He's more myself than I am. Whatever our souls are made of, his and mine are the same
-Emily Bronte, Wuthering Heights
1. Here come the Pacman and the Wolverines
Bella's story
With teeth hooking to chapped lips, I swing my legs as I bite on a piece of aged celery to occupy myself. I watch, with heavy eyes, Tyler as he chortles silently on his phone, hands slipped in the back pockets of his grey jeans. I lean back on the old-fashion high-backed chair, that is painted an awful green, and glance at the clock nailed onto the west wall. It is almost twelve and I am still in his makeshift dining room. Renee and Charlie will digress.
Tyler turns his back on me twice and whispers something into the receiver. His amiable, muffled words are barely audible. He is a good secret -keeper, but never the best of actors. I smile to myself as I throw the untouched celery to the edge of the ceramic plate which holds the remnants of my take-out dinner. I carry both the plates to the kitchen which is dimly-lit by a single orange light bulb, and dump them into the impeccable sink. I rinse my hands with the strawberry-scented soap and don't bother cleaning the dishes. I won't be here for any longer anyway.
I saunter back into the sitting room and sink into one of the threadbare armchairs. His apartment needs a good scrub, I think to myself, as I pull my calves up beneath me on the slightly-battered, floral-patterned cushion. The television is set on mute and I only see images flashing on the screen, their lips moving but nothing coming out of them. I decide to raid for the remote but my plan is intercepted by a pair of cold, granite-hard hands slithering over my neck. I remain motionless and mute, his face burying itself into my hair.

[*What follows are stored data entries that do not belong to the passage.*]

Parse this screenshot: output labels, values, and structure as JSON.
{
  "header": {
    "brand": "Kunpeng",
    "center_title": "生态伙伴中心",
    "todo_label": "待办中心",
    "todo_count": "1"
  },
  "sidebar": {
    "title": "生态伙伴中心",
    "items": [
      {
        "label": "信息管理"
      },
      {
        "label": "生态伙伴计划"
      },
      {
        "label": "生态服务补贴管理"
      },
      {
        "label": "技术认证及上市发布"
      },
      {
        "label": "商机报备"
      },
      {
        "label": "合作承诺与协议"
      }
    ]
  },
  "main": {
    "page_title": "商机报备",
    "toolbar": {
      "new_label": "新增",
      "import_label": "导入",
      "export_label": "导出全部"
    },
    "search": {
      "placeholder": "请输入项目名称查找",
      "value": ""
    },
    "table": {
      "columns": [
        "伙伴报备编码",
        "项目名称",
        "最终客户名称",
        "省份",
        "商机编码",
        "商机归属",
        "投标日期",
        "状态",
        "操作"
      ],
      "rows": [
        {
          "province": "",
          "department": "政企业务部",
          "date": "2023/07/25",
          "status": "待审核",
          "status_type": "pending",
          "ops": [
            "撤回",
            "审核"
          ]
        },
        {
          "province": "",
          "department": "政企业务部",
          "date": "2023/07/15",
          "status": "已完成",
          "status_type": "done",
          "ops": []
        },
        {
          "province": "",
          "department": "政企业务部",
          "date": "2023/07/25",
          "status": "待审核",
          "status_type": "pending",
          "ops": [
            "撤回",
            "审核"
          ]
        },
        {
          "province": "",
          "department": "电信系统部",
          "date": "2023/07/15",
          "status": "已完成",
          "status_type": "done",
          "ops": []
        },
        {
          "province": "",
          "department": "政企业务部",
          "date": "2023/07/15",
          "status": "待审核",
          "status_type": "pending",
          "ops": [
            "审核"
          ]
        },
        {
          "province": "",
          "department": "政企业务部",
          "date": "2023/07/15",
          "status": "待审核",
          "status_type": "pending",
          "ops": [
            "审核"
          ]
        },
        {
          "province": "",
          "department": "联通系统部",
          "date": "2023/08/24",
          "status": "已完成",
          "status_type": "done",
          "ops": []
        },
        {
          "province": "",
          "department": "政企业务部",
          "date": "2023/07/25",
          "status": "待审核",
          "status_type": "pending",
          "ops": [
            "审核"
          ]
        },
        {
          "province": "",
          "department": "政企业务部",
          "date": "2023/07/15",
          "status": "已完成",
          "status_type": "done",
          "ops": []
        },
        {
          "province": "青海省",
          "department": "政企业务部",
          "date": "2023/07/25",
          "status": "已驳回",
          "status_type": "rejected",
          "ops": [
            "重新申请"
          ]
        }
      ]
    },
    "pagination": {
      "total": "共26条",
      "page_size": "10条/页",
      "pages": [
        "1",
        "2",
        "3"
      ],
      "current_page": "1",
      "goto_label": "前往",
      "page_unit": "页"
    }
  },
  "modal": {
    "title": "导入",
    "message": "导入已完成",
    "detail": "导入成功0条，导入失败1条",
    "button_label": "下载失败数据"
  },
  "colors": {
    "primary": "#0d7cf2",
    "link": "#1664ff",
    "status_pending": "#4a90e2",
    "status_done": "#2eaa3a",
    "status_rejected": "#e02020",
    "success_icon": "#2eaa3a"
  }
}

"Who was that?" I ask as he squeezes in beside me, half-perching on the sagging arm.
"A friend. Remember the one from the gig last night?" he answers simply, excavating the remote from beneath the pile of week-old newspapers and some orphaned Lays packages.
"Which one?" I question again, pink lips forming into a pout.
"Oh you know. The big guy who was with Ros, Emmet."
I merely nod, hugging my legs together. I have a throbbing headache and my eyes hurt. I need a couple of Tylenols and maybe a down of Peptol Bismol but I repress the pain and force myself to stay a little while more.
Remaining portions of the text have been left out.